Why Sentinel

The modern sequencing analysis ecosystem is growing rapidly, both in volume and complexity. An enormous amount of data from various organisms is being generated daily by a plethora of machines. Depending on the research question, the data then must be passed through a specific data analysis pipeline, composed of various tools and (often) ad-hoc scripts. These pipelines usually depend on a number of different external data sources as well, such as genome assemblies and/or annotation files.

In order to properly answer the biological question at hand, a researcher must take into account all of these moving parts. However, grappling with such huge amount of data and variation is not a trivial task. Questions such as ‘Is my sequencing run good enough?’ or ‘How does my sequencing run compare with others?’ are often answered only using anecdotal evidence.

To address this issue, we developed Sentinel. Sentinel is a database designed to store various metrics of various sequencing analysis pipeline runs. It provides a systematic way of storing and querying these metrics, with various filter and selection capabilities. We believe that gathering sufficient data points is the first step to make informed decisions about a sequencing experiment.

At a Glance

Sentinel is implemented as a MongoDB-based database which is exposed through an HTTP RESTful interface. Users upload their sequencing metrics in a single JSON file (which we also call the summary file, since it contains summary of a pipeline run). The uploaded JSON is then parsed and stored in the database.
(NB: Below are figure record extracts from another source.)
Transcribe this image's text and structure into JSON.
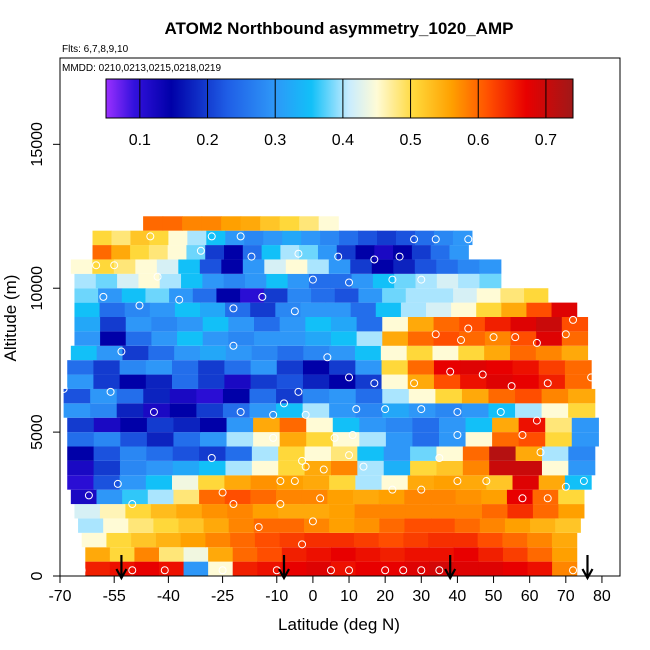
{
  "chart_data": {
    "type": "heatmap",
    "title": "ATOM2 Northbound asymmetry_1020_AMP",
    "flights_label": "Flts: 6,7,8,9,10",
    "dates_label": "MMDD: 0210,0213,0215,0218,0219",
    "xlabel": "Latitude (deg N)",
    "ylabel": "Altitude (m)",
    "xlim": [
      -70,
      85
    ],
    "ylim": [
      0,
      18000
    ],
    "x_ticks": [
      -70,
      -55,
      -40,
      -25,
      -10,
      0,
      10,
      20,
      30,
      40,
      50,
      60,
      70,
      80
    ],
    "x_tick_labels": [
      "-70",
      "-55",
      "-40",
      "-25",
      "-10",
      "0",
      "10",
      "20",
      "30",
      "40",
      "50",
      "60",
      "70",
      "80"
    ],
    "y_ticks": [
      0,
      5000,
      10000,
      15000
    ],
    "y_tick_labels": [
      "0",
      "5000",
      "10000",
      "15000"
    ],
    "colorbar": {
      "range": [
        0.05,
        0.74
      ],
      "ticks": [
        0.1,
        0.2,
        0.3,
        0.4,
        0.5,
        0.6,
        0.7
      ],
      "tick_labels": [
        "0.1",
        "0.2",
        "0.3",
        "0.4",
        "0.5",
        "0.6",
        "0.7"
      ]
    },
    "arrows_lat": [
      -53,
      -8,
      38,
      76
    ],
    "rows": [
      {
        "alt": 250,
        "lat_min": -63,
        "lat_max": 73,
        "values": [
          0.65,
          0.66,
          0.67,
          0.66,
          0.3,
          0.45,
          0.65,
          0.66,
          0.67,
          0.68,
          0.66,
          0.67,
          0.67,
          0.68,
          0.69,
          0.68,
          0.68,
          0.67,
          0.66,
          0.58
        ]
      },
      {
        "alt": 750,
        "lat_min": -63,
        "lat_max": 73,
        "values": [
          0.55,
          0.5,
          0.58,
          0.48,
          0.44,
          0.55,
          0.6,
          0.62,
          0.65,
          0.66,
          0.67,
          0.66,
          0.65,
          0.66,
          0.66,
          0.67,
          0.65,
          0.63,
          0.6,
          0.56
        ]
      },
      {
        "alt": 1250,
        "lat_min": -64,
        "lat_max": 73,
        "values": [
          0.45,
          0.5,
          0.52,
          0.54,
          0.56,
          0.58,
          0.6,
          0.62,
          0.63,
          0.64,
          0.64,
          0.63,
          0.62,
          0.63,
          0.64,
          0.64,
          0.62,
          0.6,
          0.58,
          0.55
        ]
      },
      {
        "alt": 1750,
        "lat_min": -65,
        "lat_max": 74,
        "values": [
          0.4,
          0.45,
          0.48,
          0.5,
          0.52,
          0.55,
          0.58,
          0.6,
          0.6,
          0.58,
          0.56,
          0.57,
          0.6,
          0.62,
          0.62,
          0.6,
          0.58,
          0.56,
          0.54,
          0.52
        ]
      },
      {
        "alt": 2250,
        "lat_min": -66,
        "lat_max": 75,
        "values": [
          0.42,
          0.46,
          0.5,
          0.53,
          0.55,
          0.57,
          0.58,
          0.56,
          0.55,
          0.55,
          0.56,
          0.58,
          0.58,
          0.58,
          0.58,
          0.58,
          0.6,
          0.64,
          0.6,
          0.56
        ]
      },
      {
        "alt": 2750,
        "lat_min": -67,
        "lat_max": 75,
        "values": [
          0.12,
          0.3,
          0.36,
          0.4,
          0.48,
          0.6,
          0.62,
          0.6,
          0.58,
          0.58,
          0.56,
          0.55,
          0.56,
          0.58,
          0.58,
          0.57,
          0.56,
          0.67,
          0.6,
          0.5
        ]
      },
      {
        "alt": 3250,
        "lat_min": -68,
        "lat_max": 77,
        "values": [
          0.1,
          0.22,
          0.3,
          0.35,
          0.44,
          0.5,
          0.55,
          0.57,
          0.56,
          0.55,
          0.5,
          0.4,
          0.45,
          0.55,
          0.56,
          0.55,
          0.52,
          0.68,
          0.55,
          0.35
        ]
      },
      {
        "alt": 3750,
        "lat_min": -68,
        "lat_max": 78,
        "values": [
          0.12,
          0.2,
          0.28,
          0.3,
          0.32,
          0.35,
          0.4,
          0.45,
          0.5,
          0.55,
          0.58,
          0.4,
          0.33,
          0.5,
          0.52,
          0.58,
          0.7,
          0.7,
          0.45,
          0.3
        ]
      },
      {
        "alt": 4250,
        "lat_min": -68,
        "lat_max": 78,
        "values": [
          0.15,
          0.22,
          0.28,
          0.25,
          0.22,
          0.2,
          0.25,
          0.4,
          0.5,
          0.45,
          0.48,
          0.35,
          0.3,
          0.38,
          0.45,
          0.6,
          0.72,
          0.55,
          0.4,
          0.28
        ]
      },
      {
        "alt": 4750,
        "lat_min": -68,
        "lat_max": 79,
        "values": [
          0.25,
          0.28,
          0.22,
          0.18,
          0.25,
          0.3,
          0.4,
          0.45,
          0.55,
          0.5,
          0.45,
          0.4,
          0.3,
          0.25,
          0.3,
          0.45,
          0.6,
          0.62,
          0.5,
          0.3
        ]
      },
      {
        "alt": 5250,
        "lat_min": -68,
        "lat_max": 79,
        "values": [
          0.2,
          0.12,
          0.15,
          0.2,
          0.18,
          0.15,
          0.3,
          0.55,
          0.6,
          0.45,
          0.35,
          0.3,
          0.28,
          0.25,
          0.3,
          0.35,
          0.55,
          0.66,
          0.48,
          0.3
        ]
      },
      {
        "alt": 5750,
        "lat_min": -69,
        "lat_max": 78,
        "values": [
          0.3,
          0.28,
          0.18,
          0.12,
          0.15,
          0.2,
          0.25,
          0.3,
          0.35,
          0.4,
          0.3,
          0.28,
          0.32,
          0.3,
          0.28,
          0.3,
          0.35,
          0.4,
          0.45,
          0.5
        ]
      },
      {
        "alt": 6250,
        "lat_min": -69,
        "lat_max": 78,
        "values": [
          0.22,
          0.3,
          0.25,
          0.18,
          0.12,
          0.1,
          0.15,
          0.25,
          0.2,
          0.28,
          0.3,
          0.25,
          0.4,
          0.45,
          0.5,
          0.55,
          0.6,
          0.62,
          0.58,
          0.55
        ]
      },
      {
        "alt": 6750,
        "lat_min": -68,
        "lat_max": 77,
        "values": [
          0.3,
          0.2,
          0.15,
          0.18,
          0.25,
          0.2,
          0.12,
          0.2,
          0.22,
          0.18,
          0.15,
          0.2,
          0.45,
          0.55,
          0.62,
          0.66,
          0.68,
          0.67,
          0.65,
          0.6
        ]
      },
      {
        "alt": 7250,
        "lat_min": -68,
        "lat_max": 77,
        "values": [
          0.25,
          0.2,
          0.28,
          0.3,
          0.25,
          0.2,
          0.25,
          0.3,
          0.2,
          0.15,
          0.2,
          0.3,
          0.5,
          0.6,
          0.67,
          0.68,
          0.67,
          0.66,
          0.63,
          0.6
        ]
      },
      {
        "alt": 7750,
        "lat_min": -67,
        "lat_max": 76,
        "values": [
          0.35,
          0.3,
          0.2,
          0.25,
          0.3,
          0.32,
          0.3,
          0.28,
          0.25,
          0.28,
          0.3,
          0.35,
          0.45,
          0.5,
          0.45,
          0.5,
          0.55,
          0.6,
          0.58,
          0.55
        ]
      },
      {
        "alt": 8250,
        "lat_min": -66,
        "lat_max": 76,
        "values": [
          0.3,
          0.15,
          0.25,
          0.3,
          0.35,
          0.3,
          0.28,
          0.3,
          0.3,
          0.32,
          0.35,
          0.4,
          0.55,
          0.6,
          0.62,
          0.6,
          0.58,
          0.62,
          0.68,
          0.6
        ]
      },
      {
        "alt": 8750,
        "lat_min": -66,
        "lat_max": 76,
        "values": [
          0.32,
          0.2,
          0.3,
          0.28,
          0.3,
          0.35,
          0.3,
          0.25,
          0.3,
          0.35,
          0.32,
          0.25,
          0.45,
          0.55,
          0.6,
          0.62,
          0.65,
          0.68,
          0.7,
          0.62
        ]
      },
      {
        "alt": 9250,
        "lat_min": -66,
        "lat_max": 73,
        "values": [
          0.35,
          0.25,
          0.28,
          0.3,
          0.35,
          0.32,
          0.25,
          0.2,
          0.28,
          0.3,
          0.3,
          0.25,
          0.35,
          0.4,
          0.42,
          0.45,
          0.5,
          0.55,
          0.62,
          0.68
        ]
      },
      {
        "alt": 9750,
        "lat_min": -66,
        "lat_max": 65,
        "values": [
          0.38,
          0.3,
          0.35,
          0.38,
          0.3,
          0.25,
          0.15,
          0.1,
          0.2,
          0.28,
          0.25,
          0.22,
          0.3,
          0.38,
          0.4,
          0.4,
          0.42,
          0.45,
          0.48,
          0.5
        ]
      },
      {
        "alt": 10250,
        "lat_min": -66,
        "lat_max": 52,
        "values": [
          0.4,
          0.38,
          0.42,
          0.45,
          0.4,
          0.35,
          0.3,
          0.28,
          0.3,
          0.35,
          0.3,
          0.25,
          0.25,
          0.3,
          0.35,
          0.38,
          0.4,
          0.42,
          0.4,
          0.38
        ]
      },
      {
        "alt": 10750,
        "lat_min": -67,
        "lat_max": 52,
        "values": [
          0.45,
          0.5,
          0.48,
          0.45,
          0.42,
          0.35,
          0.22,
          0.15,
          0.3,
          0.42,
          0.45,
          0.4,
          0.3,
          0.2,
          0.15,
          0.18,
          0.22,
          0.25,
          0.28,
          0.3
        ]
      },
      {
        "alt": 11250,
        "lat_min": -61,
        "lat_max": 43,
        "values": [
          0.6,
          0.55,
          0.5,
          0.48,
          0.45,
          0.38,
          0.2,
          0.15,
          0.25,
          0.35,
          0.4,
          0.38,
          0.3,
          0.2,
          0.15,
          0.12,
          0.15,
          0.2,
          0.25,
          0.3
        ]
      },
      {
        "alt": 11750,
        "lat_min": -61,
        "lat_max": 44,
        "values": [
          0.5,
          0.48,
          0.52,
          0.5,
          0.45,
          0.4,
          0.35,
          0.3,
          0.28,
          0.3,
          0.32,
          0.3,
          0.28,
          0.25,
          0.22,
          0.2,
          0.22,
          0.25,
          0.28,
          0.3
        ]
      },
      {
        "alt": 12250,
        "lat_min": -47,
        "lat_max": 7,
        "values": [
          0.6,
          0.6,
          0.58,
          0.58,
          0.56,
          0.55,
          0.52,
          0.5,
          0.48,
          0.45
        ]
      }
    ],
    "points": [
      [
        -64,
        200
      ],
      [
        -50,
        200
      ],
      [
        -41,
        200
      ],
      [
        -25,
        200
      ],
      [
        -10,
        200
      ],
      [
        5,
        200
      ],
      [
        10,
        200
      ],
      [
        20,
        200
      ],
      [
        25,
        200
      ],
      [
        30,
        200
      ],
      [
        35,
        200
      ],
      [
        72,
        200
      ],
      [
        -3,
        1100
      ],
      [
        -15,
        1700
      ],
      [
        0,
        1900
      ],
      [
        -50,
        2500
      ],
      [
        -22,
        2500
      ],
      [
        2,
        2700
      ],
      [
        -9,
        2500
      ],
      [
        -2,
        3800
      ],
      [
        -62,
        2800
      ],
      [
        -69,
        2800
      ],
      [
        -25,
        2900
      ],
      [
        -5,
        3300
      ],
      [
        -9,
        3300
      ],
      [
        3,
        3700
      ],
      [
        10,
        4200
      ],
      [
        14,
        3800
      ],
      [
        22,
        3000
      ],
      [
        30,
        3000
      ],
      [
        40,
        3300
      ],
      [
        48,
        3300
      ],
      [
        58,
        2700
      ],
      [
        65,
        2700
      ],
      [
        70,
        3100
      ],
      [
        75,
        3300
      ],
      [
        82,
        4200
      ],
      [
        -54,
        3200
      ],
      [
        -28,
        4100
      ],
      [
        -11,
        4800
      ],
      [
        -3,
        4000
      ],
      [
        6,
        4800
      ],
      [
        11,
        4900
      ],
      [
        35,
        4100
      ],
      [
        40,
        4900
      ],
      [
        58,
        4900
      ],
      [
        63,
        4300
      ],
      [
        -44,
        5700
      ],
      [
        -20,
        5700
      ],
      [
        -8,
        6000
      ],
      [
        -2,
        5600
      ],
      [
        -11,
        5600
      ],
      [
        -4,
        6400
      ],
      [
        12,
        5800
      ],
      [
        20,
        5800
      ],
      [
        30,
        5800
      ],
      [
        40,
        5700
      ],
      [
        52,
        5700
      ],
      [
        62,
        5400
      ],
      [
        -56,
        6400
      ],
      [
        -69,
        6500
      ],
      [
        -53,
        7800
      ],
      [
        -22,
        8000
      ],
      [
        -5,
        9200
      ],
      [
        4,
        7600
      ],
      [
        10,
        6900
      ],
      [
        17,
        6700
      ],
      [
        28,
        6700
      ],
      [
        38,
        7100
      ],
      [
        47,
        7000
      ],
      [
        55,
        6600
      ],
      [
        65,
        6700
      ],
      [
        77,
        6900
      ],
      [
        -48,
        9400
      ],
      [
        -37,
        9600
      ],
      [
        -14,
        9700
      ],
      [
        -58,
        9700
      ],
      [
        -43,
        10400
      ],
      [
        -60,
        10800
      ],
      [
        0,
        10300
      ],
      [
        10,
        10200
      ],
      [
        22,
        10300
      ],
      [
        30,
        10300
      ],
      [
        34,
        8400
      ],
      [
        43,
        8600
      ],
      [
        50,
        8300
      ],
      [
        56,
        8300
      ],
      [
        62,
        8100
      ],
      [
        70,
        8400
      ],
      [
        72,
        8900
      ],
      [
        78,
        8600
      ],
      [
        -55,
        10800
      ],
      [
        -45,
        11800
      ],
      [
        -31,
        11300
      ],
      [
        -20,
        11800
      ],
      [
        -28,
        11800
      ],
      [
        -17,
        11100
      ],
      [
        -4,
        11200
      ],
      [
        7,
        11100
      ],
      [
        17,
        11000
      ],
      [
        24,
        11100
      ],
      [
        34,
        11700
      ],
      [
        43,
        11700
      ],
      [
        28,
        11700
      ],
      [
        -70,
        11800
      ],
      [
        -22,
        9300
      ],
      [
        41,
        8200
      ]
    ]
  }
}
The structure of the JSON file is very loosely defined. In principle it can be of any form, though Sentinel does require that it conforms to a certain structure (see Describing Run Summaries for the full requirements). Most important is that Sentinel knows how to parse and store the particular JSON file. This entails extending the core Sentinel methods with user-defined parsing code. Sentinel enforces the parsed objects through various interfaces, which in turn makes a wide range of data format compatible for querying.

All uploaded JSON files are only accessible to the uploader and site administrators. The data points contained in the JSON file however, are available to anybody with access to the HTTP endpoints. These data points are anonymized by default. Only after (optional) authentication, can a user see the names of the data points.